What is a Birth Keeper?
To keep something is to protect it from distortion, to preserve its purity, and to stand as a witness to the truth of what Allah has created.
A Birthkeeper does not manage birth. She does not control it or claim ownership over it. She keeps the space in remembrance of Allah, upholding the sanctity of the process He designed.
Being a Birthkeeper means:
Guarding the Fitrah of birth from medicalization, fear, and intervention.
Preserving the wisdom of women’s bodies as Allah created them—complete, capable, and purposeful.
Keeping the trust (amānah) of supporting a woman through her journey with rifq (gentleness), sabr (patience), and tawakkul (reliance upon Allah).
Remembering that birth is not an event to be managed but an act of worship unfolding under the gaze of the Creator.
The word keeper also reminds us of stewardship. A Birthkeeper guards the sanctity of birth. She keeps alive what has been forgotten, birth as ‘ibādah, birth as dhikr.

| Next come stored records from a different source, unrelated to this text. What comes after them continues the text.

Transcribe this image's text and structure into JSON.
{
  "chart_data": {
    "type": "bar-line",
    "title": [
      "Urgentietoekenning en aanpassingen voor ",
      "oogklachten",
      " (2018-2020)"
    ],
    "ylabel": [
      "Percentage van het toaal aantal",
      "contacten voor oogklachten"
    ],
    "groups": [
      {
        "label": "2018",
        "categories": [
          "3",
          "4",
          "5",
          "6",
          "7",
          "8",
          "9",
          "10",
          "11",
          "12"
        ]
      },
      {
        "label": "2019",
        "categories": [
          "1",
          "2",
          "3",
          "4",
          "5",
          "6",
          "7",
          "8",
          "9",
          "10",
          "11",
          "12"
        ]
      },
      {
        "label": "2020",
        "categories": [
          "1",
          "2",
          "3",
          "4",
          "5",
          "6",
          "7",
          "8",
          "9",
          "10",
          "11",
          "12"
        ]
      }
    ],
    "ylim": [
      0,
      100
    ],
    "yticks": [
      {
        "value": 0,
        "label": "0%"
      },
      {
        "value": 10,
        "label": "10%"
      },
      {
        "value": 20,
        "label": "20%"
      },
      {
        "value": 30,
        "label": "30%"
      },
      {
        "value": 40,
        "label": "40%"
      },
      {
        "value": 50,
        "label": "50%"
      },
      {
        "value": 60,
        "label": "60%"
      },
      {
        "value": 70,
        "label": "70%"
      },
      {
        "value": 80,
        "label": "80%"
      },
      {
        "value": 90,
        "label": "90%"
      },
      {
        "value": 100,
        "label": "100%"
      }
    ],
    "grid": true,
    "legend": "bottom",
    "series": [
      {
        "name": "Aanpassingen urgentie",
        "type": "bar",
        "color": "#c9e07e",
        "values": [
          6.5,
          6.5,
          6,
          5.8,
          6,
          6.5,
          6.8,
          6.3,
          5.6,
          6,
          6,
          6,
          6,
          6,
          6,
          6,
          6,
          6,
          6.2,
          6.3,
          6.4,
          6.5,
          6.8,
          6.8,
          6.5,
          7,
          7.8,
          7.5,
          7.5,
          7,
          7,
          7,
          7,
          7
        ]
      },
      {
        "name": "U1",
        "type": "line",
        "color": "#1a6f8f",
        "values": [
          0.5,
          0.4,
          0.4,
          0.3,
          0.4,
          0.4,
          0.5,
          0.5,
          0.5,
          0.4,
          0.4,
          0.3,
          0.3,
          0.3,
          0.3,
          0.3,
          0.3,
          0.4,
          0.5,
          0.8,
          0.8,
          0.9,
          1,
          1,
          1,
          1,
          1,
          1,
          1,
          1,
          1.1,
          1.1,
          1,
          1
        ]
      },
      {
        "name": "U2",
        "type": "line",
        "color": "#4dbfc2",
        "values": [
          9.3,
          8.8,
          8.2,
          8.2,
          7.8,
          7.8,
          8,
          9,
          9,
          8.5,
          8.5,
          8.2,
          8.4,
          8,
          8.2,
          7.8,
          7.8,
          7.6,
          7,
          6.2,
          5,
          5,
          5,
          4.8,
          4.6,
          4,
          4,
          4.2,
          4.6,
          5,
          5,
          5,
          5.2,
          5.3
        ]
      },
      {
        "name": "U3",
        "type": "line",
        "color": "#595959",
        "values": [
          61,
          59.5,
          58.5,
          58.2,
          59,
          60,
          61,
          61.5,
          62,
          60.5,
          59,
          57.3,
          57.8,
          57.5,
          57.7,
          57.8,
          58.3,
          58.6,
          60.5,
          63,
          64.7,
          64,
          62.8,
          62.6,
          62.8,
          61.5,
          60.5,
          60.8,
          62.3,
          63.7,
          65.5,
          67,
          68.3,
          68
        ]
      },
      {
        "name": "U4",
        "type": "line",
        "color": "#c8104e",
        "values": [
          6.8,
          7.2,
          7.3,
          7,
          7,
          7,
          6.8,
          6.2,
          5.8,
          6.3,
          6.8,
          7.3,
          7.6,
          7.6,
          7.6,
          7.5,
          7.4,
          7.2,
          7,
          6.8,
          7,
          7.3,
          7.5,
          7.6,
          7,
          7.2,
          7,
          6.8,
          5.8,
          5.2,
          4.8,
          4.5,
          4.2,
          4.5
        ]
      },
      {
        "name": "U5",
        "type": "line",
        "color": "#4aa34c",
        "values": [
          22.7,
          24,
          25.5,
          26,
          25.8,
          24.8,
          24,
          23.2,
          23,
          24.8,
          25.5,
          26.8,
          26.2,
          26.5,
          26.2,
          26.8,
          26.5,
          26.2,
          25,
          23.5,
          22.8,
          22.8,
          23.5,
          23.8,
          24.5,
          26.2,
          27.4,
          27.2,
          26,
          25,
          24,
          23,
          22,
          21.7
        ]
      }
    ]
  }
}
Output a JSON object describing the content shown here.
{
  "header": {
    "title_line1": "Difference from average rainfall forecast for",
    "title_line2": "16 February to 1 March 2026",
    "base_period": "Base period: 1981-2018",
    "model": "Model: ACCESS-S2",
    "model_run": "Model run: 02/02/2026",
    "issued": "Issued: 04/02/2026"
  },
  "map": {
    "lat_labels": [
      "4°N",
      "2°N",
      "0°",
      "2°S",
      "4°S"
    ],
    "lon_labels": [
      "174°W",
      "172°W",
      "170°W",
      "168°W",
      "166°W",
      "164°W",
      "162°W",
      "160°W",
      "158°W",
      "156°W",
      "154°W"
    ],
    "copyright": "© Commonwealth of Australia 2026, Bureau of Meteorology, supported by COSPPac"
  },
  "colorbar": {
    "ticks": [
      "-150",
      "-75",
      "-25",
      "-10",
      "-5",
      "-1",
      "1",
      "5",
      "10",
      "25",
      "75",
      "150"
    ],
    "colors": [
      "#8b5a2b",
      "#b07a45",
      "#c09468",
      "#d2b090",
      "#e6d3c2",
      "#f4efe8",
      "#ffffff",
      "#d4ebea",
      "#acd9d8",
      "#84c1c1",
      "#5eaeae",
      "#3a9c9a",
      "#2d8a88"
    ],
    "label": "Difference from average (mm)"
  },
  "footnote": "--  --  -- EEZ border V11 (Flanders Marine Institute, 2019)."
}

A Birth Keeper is not a doctor, nurse, or licensed midwife. She is a woman who has chosen to guard the sanctity of birth in its most natural form; undisturbed, wholesome, traditional, and rooted in trust. My work is not about managing birth as a medical event, but about protecting the space, holding presence, and supporting the mother as birth unfolds according to the design of Allah.
Beyond the Medical Model
Today, when birth is often treated as a medical emergency rather than a normal, organic process, the role of the Birth Keeper stands in quiet contrast. I do not intervene, diagnose, or perform clinical procedures. She is not there to control birth but to protect and support it.
In this way, the Birth Keeper serves as a bridge, reminding us of how our foremothers birthed before industrialization and modern systems, and offering women today a way to reclaim birth as a natural, spiritual, and dignified experience.
A Role Rooted in Trust
The word keeper is intentional. A Birth Keeper is not someone who “delivers” a baby. She does not control outcomes, nor does she hold authority over the mother. She simply guards the space so that the mother may lean fully into tawakkul, reliance on Allah, and experience the unfolding of birth with patience, trust, and gratitude.
A Birth Keeper is not a replacement for medical care when complications arise, nor does she deny the existence of such care. But in the truest sense, she is a witness and guardian of birth as it was always meant to be: natural, dignified, and filled with remembrance of the One who creates life.